When the IP address is not cached, or when none of the IP addresses work, the browser must obtain a fresh IP address. The browser contacts the operating system to resolve the name into an IP address. (The operating system may maintain a DNS cache of its own, and will return any cached IP address.)
If the operating system does not have a cached IP address for the domain, it issues a query. Figure 1 depicts the chain of flow. The local resolver on the machine of the end user issues a query to the root domain name server. In turn, the root servers contact sub-domain name servers until an address is obtained, which is returned to the browser. If no matching IP address is found, the resolver returns an error code.
|Figure 1. Typical DNS Request Flow: Depending on cache availability, DNS requests flow from a client to a local resolver, to a root domain name server, to sub-domain servers, and eventually, back to the client.
With that understanding of DNS in place, let’s go back to the round robin scheme. A suitable model can manage DNS responses to end user DNS requests to engage a set of servers in a round robin fashion. For example, one way to implement this is by responding to a DNS request with multiple IP addresses. When the client requests an IP, the browser tries the first IP in the DNS response. If that doesn’t work, it tries the next IP, and so on. With each successful connection to a server IP, the sequence of the returned IPs also changes. Thus, each time any client requests an IP, it gets a different IP, effectively distributing load across the set of servers.
This technique works to distribute load between both web servers and FTP servers. It is most popular in geographic load balancing, where end users might be spread across different parts of the world. For timely request servicing, the servers might also be located in different parts of the world. Obviously, it’s desirable to service a given request using a server located as close as possible to the requesting machine’s location. You can configure this type of load balancing by providing the end user with an IP list containing the local or near-local server first in the list of IPs returned the DNS request. When more than one server is available locally, you can permute the DNS list (and balance the load) by varying the sequence for the next request.

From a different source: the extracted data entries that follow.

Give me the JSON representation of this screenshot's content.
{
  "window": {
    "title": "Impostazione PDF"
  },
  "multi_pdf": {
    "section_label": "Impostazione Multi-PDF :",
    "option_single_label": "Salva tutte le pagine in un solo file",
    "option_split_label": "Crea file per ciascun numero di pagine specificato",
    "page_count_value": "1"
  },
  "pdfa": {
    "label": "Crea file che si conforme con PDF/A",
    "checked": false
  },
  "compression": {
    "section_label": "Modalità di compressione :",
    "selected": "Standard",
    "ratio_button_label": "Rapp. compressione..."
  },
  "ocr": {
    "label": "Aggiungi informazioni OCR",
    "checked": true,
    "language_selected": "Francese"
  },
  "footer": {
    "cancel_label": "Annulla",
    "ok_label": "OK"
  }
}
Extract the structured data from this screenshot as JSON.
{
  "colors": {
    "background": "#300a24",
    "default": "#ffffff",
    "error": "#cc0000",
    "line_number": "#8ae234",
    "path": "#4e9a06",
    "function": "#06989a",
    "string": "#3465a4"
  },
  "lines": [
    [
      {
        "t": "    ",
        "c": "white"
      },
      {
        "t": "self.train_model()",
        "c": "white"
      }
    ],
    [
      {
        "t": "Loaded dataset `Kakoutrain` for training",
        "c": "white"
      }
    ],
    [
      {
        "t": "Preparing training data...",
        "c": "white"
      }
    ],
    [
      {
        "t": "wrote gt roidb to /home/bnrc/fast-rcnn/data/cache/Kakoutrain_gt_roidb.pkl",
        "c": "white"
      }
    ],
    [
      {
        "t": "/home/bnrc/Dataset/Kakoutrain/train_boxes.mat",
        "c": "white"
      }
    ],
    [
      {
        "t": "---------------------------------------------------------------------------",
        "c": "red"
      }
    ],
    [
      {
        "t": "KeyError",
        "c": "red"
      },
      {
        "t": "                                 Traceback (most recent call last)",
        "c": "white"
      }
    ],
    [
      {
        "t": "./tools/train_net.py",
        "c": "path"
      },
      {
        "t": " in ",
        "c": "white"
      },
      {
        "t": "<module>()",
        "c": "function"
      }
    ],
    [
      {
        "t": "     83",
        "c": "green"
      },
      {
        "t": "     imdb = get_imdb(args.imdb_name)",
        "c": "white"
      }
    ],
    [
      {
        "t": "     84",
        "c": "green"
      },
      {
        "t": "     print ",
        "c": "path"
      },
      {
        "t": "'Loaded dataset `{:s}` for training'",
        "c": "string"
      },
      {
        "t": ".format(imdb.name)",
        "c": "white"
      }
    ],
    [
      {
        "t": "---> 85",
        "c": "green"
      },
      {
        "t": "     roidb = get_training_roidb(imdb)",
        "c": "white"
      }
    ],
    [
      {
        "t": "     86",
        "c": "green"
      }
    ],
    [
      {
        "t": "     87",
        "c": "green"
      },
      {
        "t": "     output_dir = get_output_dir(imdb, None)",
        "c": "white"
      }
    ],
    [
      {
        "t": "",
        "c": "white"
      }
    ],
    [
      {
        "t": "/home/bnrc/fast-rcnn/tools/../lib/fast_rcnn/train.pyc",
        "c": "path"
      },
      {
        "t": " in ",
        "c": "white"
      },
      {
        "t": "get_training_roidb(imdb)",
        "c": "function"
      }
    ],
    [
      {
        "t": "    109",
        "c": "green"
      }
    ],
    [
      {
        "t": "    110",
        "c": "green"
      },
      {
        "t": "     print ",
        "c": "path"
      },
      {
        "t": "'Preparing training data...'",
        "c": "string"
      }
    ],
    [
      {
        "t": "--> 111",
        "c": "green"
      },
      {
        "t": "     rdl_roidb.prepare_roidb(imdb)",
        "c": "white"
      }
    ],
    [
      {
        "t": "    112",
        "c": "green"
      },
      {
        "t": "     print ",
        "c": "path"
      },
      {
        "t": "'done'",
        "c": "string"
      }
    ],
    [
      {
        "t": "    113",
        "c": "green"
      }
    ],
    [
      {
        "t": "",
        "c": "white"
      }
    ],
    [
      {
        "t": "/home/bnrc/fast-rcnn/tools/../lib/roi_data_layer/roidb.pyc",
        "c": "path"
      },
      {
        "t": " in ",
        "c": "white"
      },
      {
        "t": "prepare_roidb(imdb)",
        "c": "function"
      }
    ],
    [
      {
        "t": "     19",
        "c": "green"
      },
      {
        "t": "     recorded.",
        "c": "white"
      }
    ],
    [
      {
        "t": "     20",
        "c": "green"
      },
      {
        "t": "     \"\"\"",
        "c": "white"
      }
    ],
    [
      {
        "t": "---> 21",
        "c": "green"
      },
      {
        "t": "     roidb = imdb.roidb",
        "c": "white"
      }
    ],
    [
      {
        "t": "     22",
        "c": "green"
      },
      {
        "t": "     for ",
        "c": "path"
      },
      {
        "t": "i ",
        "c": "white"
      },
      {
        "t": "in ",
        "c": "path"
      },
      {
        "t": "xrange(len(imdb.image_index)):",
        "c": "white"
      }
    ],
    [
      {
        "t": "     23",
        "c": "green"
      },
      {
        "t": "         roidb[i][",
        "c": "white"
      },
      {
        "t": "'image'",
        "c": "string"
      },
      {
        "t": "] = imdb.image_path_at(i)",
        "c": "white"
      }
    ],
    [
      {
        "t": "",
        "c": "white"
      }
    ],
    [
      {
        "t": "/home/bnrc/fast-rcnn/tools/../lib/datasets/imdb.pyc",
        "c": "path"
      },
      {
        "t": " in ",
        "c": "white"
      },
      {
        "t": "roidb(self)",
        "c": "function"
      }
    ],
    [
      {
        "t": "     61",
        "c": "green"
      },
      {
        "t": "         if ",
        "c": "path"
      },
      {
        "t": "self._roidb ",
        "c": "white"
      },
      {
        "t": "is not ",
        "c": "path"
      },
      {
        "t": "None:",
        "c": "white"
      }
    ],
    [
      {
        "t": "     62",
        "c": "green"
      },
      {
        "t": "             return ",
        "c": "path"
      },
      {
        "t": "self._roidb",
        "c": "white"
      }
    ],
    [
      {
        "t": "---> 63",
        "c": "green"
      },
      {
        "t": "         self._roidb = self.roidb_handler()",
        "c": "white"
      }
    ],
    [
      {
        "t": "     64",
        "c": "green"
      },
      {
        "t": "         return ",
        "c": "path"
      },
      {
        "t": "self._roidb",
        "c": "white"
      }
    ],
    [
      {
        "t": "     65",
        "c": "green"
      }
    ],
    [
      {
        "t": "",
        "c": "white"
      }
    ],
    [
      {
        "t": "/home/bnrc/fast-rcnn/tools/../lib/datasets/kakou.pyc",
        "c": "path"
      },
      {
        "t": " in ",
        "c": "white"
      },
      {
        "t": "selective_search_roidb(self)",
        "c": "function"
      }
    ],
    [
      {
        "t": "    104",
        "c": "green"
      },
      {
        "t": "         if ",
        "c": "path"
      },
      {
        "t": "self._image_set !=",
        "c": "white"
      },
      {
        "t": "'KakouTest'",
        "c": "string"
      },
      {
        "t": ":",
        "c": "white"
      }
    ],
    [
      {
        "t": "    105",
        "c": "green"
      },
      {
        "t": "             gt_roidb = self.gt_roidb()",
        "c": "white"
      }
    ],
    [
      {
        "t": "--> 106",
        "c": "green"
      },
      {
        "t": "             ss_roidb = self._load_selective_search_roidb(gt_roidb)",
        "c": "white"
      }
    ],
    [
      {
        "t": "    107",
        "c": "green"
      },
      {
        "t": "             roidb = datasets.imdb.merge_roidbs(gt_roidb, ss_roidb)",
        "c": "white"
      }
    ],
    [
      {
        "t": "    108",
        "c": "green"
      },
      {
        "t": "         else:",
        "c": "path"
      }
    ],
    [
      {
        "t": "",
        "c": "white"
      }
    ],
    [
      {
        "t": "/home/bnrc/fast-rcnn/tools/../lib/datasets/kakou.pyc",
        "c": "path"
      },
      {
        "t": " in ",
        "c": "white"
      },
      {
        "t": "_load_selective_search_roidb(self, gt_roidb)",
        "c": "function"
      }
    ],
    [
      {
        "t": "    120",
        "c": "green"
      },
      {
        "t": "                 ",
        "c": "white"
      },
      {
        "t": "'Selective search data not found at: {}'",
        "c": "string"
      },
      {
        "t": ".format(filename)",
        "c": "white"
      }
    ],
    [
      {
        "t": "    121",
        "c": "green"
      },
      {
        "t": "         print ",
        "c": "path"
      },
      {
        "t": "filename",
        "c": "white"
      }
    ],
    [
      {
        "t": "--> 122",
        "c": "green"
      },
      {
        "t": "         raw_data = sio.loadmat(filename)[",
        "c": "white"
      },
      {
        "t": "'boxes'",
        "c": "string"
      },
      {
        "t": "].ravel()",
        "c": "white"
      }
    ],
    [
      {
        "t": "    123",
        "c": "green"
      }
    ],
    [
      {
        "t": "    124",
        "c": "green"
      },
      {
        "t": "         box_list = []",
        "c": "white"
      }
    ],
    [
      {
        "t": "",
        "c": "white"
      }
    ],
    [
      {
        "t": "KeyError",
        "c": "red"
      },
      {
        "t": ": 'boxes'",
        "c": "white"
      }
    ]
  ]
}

Unfortunately, the simplicity of this scheme also has a downside. For example, there’s no automatic health check, so if a local set of servers all goes down, the DNS response containing the IP list for that particular location would still contain the downed server IPs. In addition, round robin DNS load balancing doesn’t balance based on load from an end user, but merely on the sequence of end user requests. To overcome these issues, you can implement ways to poll the servers for both availability and load. As you can imagine, such tasks grow in complexity very rapidly, so for large-scale portals, it might be better to rely on a commercial player in this space than using a do-it-yourself (DIY) approach.
When considering a load balancing solution, look for three things: performance, reliability and scalability, then assess the tradeoffs between various solutions based on your requirements and budget.